Interesting reading about these. One fetched 500K not long ago. Simple process to silver plate I believe and super long exposures. Give you something to read

http://woodlandshoppersparadise.blogspot.com/2009/10/paris-daguerreotype-1839.html

Actual photograph not a painting Paris 1839


----------



## chris l (Aug 5, 2005)

Always liked this picture; used to be fascinated by historical photographic processes, when I taught photography.

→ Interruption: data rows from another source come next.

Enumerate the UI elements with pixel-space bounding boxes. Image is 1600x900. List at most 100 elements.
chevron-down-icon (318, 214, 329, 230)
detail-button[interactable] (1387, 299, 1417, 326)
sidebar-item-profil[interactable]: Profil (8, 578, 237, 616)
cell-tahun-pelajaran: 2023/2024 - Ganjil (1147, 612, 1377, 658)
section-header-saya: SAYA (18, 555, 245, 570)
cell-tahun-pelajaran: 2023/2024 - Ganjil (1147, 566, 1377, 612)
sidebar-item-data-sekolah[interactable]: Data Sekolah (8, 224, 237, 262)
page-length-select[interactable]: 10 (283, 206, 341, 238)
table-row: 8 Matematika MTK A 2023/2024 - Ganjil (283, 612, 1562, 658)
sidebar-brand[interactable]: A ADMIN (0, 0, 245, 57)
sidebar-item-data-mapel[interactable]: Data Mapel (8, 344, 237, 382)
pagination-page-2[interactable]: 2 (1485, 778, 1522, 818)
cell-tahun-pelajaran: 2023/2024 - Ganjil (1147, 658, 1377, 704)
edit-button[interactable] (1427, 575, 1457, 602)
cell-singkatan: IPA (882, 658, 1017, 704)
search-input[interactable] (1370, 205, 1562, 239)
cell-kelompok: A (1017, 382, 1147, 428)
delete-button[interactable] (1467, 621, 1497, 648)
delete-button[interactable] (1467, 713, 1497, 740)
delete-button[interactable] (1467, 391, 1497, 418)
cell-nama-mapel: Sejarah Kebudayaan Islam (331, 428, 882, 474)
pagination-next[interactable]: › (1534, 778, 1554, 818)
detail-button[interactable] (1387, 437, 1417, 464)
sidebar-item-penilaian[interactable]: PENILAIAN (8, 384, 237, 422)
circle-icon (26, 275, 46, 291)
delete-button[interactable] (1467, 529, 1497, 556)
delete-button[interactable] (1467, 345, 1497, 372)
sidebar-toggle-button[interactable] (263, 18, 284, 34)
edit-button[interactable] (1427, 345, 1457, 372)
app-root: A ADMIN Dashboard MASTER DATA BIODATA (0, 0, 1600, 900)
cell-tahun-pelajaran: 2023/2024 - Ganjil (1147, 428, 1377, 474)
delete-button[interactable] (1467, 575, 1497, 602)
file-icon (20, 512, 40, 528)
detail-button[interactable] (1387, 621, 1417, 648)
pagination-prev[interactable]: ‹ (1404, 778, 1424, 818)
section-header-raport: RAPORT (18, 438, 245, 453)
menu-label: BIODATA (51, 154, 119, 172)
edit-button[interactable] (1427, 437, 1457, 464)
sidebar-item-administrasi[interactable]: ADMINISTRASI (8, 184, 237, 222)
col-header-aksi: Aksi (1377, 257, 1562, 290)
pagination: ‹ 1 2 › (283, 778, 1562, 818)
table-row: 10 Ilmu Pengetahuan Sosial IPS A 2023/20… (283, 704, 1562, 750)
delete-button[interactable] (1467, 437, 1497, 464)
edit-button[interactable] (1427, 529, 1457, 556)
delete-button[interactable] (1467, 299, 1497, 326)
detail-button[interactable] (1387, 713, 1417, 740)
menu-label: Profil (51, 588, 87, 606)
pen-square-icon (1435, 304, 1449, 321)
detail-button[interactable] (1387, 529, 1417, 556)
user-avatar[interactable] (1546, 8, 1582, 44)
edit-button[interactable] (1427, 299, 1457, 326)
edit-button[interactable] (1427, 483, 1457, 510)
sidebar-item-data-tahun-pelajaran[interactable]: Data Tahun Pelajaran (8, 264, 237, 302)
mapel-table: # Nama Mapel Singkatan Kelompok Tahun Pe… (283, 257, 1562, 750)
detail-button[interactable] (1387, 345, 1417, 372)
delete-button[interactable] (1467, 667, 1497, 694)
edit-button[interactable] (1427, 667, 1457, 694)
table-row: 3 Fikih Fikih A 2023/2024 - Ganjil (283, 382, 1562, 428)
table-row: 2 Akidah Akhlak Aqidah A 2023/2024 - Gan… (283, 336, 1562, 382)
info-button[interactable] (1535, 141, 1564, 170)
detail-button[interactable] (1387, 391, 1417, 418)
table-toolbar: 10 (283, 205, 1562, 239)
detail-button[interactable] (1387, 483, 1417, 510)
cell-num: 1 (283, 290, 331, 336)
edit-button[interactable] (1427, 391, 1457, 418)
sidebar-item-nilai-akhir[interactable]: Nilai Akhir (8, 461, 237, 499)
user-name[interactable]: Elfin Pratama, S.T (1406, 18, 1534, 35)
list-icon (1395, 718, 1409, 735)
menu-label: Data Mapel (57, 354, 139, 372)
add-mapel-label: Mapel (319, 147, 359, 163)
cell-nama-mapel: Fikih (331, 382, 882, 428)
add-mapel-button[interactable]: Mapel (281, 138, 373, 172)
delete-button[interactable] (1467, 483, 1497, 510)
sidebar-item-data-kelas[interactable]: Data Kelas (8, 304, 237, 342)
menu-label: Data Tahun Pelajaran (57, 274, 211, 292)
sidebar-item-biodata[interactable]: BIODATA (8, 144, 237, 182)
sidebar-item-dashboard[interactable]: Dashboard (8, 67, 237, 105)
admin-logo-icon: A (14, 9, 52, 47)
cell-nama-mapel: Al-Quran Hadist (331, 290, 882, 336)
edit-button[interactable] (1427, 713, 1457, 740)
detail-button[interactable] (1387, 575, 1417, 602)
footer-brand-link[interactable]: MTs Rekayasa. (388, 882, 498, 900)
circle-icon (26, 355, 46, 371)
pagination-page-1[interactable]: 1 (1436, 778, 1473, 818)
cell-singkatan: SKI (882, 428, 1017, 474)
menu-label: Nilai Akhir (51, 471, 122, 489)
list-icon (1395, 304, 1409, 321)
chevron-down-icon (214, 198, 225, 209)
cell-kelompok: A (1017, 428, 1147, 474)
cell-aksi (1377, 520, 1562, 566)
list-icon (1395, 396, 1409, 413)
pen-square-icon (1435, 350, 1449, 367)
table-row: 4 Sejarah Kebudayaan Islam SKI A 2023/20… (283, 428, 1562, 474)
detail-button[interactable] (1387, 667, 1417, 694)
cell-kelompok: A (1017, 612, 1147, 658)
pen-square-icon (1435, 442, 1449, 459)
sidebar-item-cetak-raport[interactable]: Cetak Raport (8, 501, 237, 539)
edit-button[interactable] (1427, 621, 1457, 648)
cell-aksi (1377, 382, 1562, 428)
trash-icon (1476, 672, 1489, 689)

Spent many a happy hour brewing evil mixtures in the darkrooms, chromotypes, cyanotypes, platinum, sepia, all gone, now.


----------



## William_Wilson (May 21, 2007)

I just wonder who the guy on the street is?

Later,

William


----------



## chris l (Aug 5, 2005)

Dunno, but I bet he had clean boots.


----------



## James (Jul 17, 2006)

They say the exposure would have been 6-8 minutes I think. So yes he stood still a long time, everyone else, everything else that moved became lost in history a blur into nothingness. Kids running, dogs playing all there somewhere but a blur

..........


----------



## William_Wilson (May 21, 2007)

I find the shadows confusing in this image.

Later,

William


----------



## chris l (Aug 5, 2005)

William_Wilson said:


> I find the shadows confusing in this image.
> 
> Later,
> 
> William


 see what you mean; early morning I would think, the light appears to be lower left front... which as the Boulevard is oriented nnw/sse would be right.

This is an interesting digital reprocessing of the image here.


----------



## James (Jul 17, 2006)

I keep looking at the house off center . The upper left window. Is that a kid watching what the photographer is doing? Either he has big ears or its a pot of some kind. And whats that in the lower left window?


----------



## chris l (Aug 5, 2005)

Is that a cat? You know how they get behind the curtain to look out the window...








Ummmm... dunno....looks like someone sitting.


----------